A spokesman for Arena says the project has created a precedent for the mining industry by demonstrating solar photovoltaic is a viable option for powering off-grid locations such as mines.

The next stage – worth an additional $7.8m from Arena – will see the solar farm’s potential output increase to 6.7MW, and the provision of batteries for storage.

Rethinking geothermal energy

Australia is one of the least volcanically active continents on Earth so, when it comes to generating electricity from geothermal energy, it was always going to be a more challenging prospect than for countries such as Iceland or New Zealand.

When Arena was formed, it inherited a $32m commitment to what was hoped to be Australia’s first demonstration of geothermal energy generation.

Unfortunately the hot rocks of the Cooper Basin in South Australia proved harder to economically tap into and, after six years, the company formerly known as Geodynamics has sealed the wells and got out of geothermal altogether, rebranding as ReNu Energy and turning its focus to biogas, solar, battery solutions and hybrid.

It’s not the end of geothermal in Australia, at least from Arena’s point of view. It has since commissioned an international report into the viability of geothermal energy generation in Australia and granted $450,000 to the University of Adelaide’s South Australian centre for geothermal energy research to develop a map that will help identify areas where drilling is more likely to hit geothermal paydirt.

Converting old coal-fired power plants into solar

As coal-fired power plants are decommissioned, many are looking at ways to reuse some or all of the infrastructures left behind.

In 2013 Arena provided $2.15m to a conglomerate interested in exploring a life after coal for the 180MW Collinsville power station in Queensland.
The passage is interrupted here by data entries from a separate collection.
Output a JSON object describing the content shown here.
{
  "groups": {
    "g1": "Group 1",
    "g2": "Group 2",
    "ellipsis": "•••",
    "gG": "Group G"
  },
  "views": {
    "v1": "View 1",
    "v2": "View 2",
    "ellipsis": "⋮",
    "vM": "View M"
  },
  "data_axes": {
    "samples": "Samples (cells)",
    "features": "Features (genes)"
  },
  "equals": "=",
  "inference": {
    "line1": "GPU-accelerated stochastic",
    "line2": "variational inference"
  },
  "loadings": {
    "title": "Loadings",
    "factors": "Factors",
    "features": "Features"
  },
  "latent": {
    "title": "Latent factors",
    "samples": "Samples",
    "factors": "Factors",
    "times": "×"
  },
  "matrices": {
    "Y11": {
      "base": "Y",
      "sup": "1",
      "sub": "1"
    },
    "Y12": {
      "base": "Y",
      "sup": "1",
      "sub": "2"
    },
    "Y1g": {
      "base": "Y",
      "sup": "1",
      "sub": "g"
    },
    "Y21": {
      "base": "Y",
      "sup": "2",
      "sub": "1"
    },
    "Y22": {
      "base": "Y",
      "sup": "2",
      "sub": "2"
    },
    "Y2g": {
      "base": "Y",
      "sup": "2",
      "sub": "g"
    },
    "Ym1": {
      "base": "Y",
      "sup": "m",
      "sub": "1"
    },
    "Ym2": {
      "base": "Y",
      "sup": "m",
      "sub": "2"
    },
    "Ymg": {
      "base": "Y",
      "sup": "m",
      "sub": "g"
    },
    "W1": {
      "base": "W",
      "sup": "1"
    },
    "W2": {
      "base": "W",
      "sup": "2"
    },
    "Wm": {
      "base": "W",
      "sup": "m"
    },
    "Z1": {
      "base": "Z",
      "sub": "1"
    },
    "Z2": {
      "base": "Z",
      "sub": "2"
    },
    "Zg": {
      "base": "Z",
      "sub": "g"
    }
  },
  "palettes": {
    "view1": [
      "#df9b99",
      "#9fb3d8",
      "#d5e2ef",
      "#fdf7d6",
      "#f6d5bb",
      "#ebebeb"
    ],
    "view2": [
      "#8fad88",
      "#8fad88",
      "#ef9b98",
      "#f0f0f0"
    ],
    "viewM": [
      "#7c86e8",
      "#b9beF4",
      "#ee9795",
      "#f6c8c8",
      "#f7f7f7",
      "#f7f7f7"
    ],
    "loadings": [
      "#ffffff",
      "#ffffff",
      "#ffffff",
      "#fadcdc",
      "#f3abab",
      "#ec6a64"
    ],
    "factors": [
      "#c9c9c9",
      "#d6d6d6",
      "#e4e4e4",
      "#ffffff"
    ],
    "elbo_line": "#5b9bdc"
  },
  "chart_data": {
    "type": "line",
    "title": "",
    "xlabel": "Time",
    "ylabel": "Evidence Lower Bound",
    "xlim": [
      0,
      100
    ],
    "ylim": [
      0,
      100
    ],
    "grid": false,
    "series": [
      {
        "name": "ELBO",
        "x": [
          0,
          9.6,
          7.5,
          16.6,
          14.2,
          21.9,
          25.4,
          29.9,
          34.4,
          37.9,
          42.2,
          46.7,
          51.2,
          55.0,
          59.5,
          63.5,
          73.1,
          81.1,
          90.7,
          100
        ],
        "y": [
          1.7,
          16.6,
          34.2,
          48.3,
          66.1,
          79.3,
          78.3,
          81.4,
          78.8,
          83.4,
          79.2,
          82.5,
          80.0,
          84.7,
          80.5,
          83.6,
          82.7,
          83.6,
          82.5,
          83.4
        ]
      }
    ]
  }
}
The idea was to rebirth the plant as a 30MW hybrid solar thermal and gas-powered plant.

But the feasibility study found while there were no significant technical challenges to the conversion, the construction and operating costs were high enough that it could not be made economically viable. Ratch-Australia, which owns the plant, has now revised its plans and is moving towards building a 42MW solar farm around the station, making as much use of the building infrastructure as possible.